Cuba, a sovereign socialist country, has been investing ample money and resources to nearly eliminate Aedes aegypti, the mosquito that carries Zika, dengue and chikungunya. Puerto Rico, as a colony of the United States, has been deprived of its political, economic and legal sovereignty, putting it at the mercy of the U.S. Congress and financial institutions. The island is expected to be hit hard by a surge of Zika over the next few months.
Zika arrived in Puerto Rico earlier than expected. As of March 23, there were already 258 locally acquired cases in Puerto Rico, including 35 pregnant women. (Centers for Disease Control and Prevention)

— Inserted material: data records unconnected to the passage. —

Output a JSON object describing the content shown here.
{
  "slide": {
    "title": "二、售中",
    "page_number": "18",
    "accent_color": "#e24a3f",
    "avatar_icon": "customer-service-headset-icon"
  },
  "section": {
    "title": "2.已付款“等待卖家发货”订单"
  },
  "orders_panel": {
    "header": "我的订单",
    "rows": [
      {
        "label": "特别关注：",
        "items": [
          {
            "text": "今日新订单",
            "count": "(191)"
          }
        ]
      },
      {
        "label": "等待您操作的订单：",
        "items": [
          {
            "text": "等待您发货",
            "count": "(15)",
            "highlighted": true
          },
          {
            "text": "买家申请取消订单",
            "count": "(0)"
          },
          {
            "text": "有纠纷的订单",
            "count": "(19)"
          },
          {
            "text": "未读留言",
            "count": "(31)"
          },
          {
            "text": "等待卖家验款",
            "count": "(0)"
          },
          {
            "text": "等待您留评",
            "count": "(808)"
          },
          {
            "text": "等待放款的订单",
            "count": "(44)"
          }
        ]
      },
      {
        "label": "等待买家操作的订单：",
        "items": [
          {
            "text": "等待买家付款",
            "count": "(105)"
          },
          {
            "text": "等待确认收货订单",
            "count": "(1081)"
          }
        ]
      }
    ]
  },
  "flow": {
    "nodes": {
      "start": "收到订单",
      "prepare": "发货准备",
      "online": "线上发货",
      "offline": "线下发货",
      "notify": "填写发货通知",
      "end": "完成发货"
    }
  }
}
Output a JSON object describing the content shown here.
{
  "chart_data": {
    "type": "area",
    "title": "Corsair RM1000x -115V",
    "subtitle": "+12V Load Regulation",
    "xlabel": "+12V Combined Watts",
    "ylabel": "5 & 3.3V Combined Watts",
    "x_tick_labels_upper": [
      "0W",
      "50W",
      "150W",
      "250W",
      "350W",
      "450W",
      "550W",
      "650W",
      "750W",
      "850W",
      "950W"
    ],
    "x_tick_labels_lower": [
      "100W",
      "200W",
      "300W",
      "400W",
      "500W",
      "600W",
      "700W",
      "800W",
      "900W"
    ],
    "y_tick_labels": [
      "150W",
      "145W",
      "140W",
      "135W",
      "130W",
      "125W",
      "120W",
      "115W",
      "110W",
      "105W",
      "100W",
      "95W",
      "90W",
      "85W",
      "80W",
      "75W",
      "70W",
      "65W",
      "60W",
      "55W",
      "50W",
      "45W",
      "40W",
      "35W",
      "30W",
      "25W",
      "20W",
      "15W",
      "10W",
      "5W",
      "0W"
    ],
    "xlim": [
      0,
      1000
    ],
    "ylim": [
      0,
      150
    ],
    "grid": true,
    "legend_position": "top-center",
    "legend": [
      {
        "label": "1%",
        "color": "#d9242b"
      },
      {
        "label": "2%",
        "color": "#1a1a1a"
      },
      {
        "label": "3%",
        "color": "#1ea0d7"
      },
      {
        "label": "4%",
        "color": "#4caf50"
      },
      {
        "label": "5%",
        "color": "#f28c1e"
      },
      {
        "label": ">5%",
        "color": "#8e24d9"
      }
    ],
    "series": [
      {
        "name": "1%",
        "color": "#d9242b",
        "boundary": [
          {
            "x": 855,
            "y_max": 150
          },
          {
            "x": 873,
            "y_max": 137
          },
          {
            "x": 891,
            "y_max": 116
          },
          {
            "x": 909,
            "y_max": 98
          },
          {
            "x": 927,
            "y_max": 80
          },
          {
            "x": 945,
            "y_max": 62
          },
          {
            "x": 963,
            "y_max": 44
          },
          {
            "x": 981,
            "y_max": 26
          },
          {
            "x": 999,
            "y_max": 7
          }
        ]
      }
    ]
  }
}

Only 20 percent of those who contract Zika show any of its mild, flu-like symptoms, but evidence shows that the virus can target fetal nerve cells, causing infants to be born with microcephaly — unusually small heads and incomplete brain development. Since Zika hit Brazil last year, a total of 863 cases of microcephaly have been confirmed and 4,300 more are suspected. (Livescience, March 22)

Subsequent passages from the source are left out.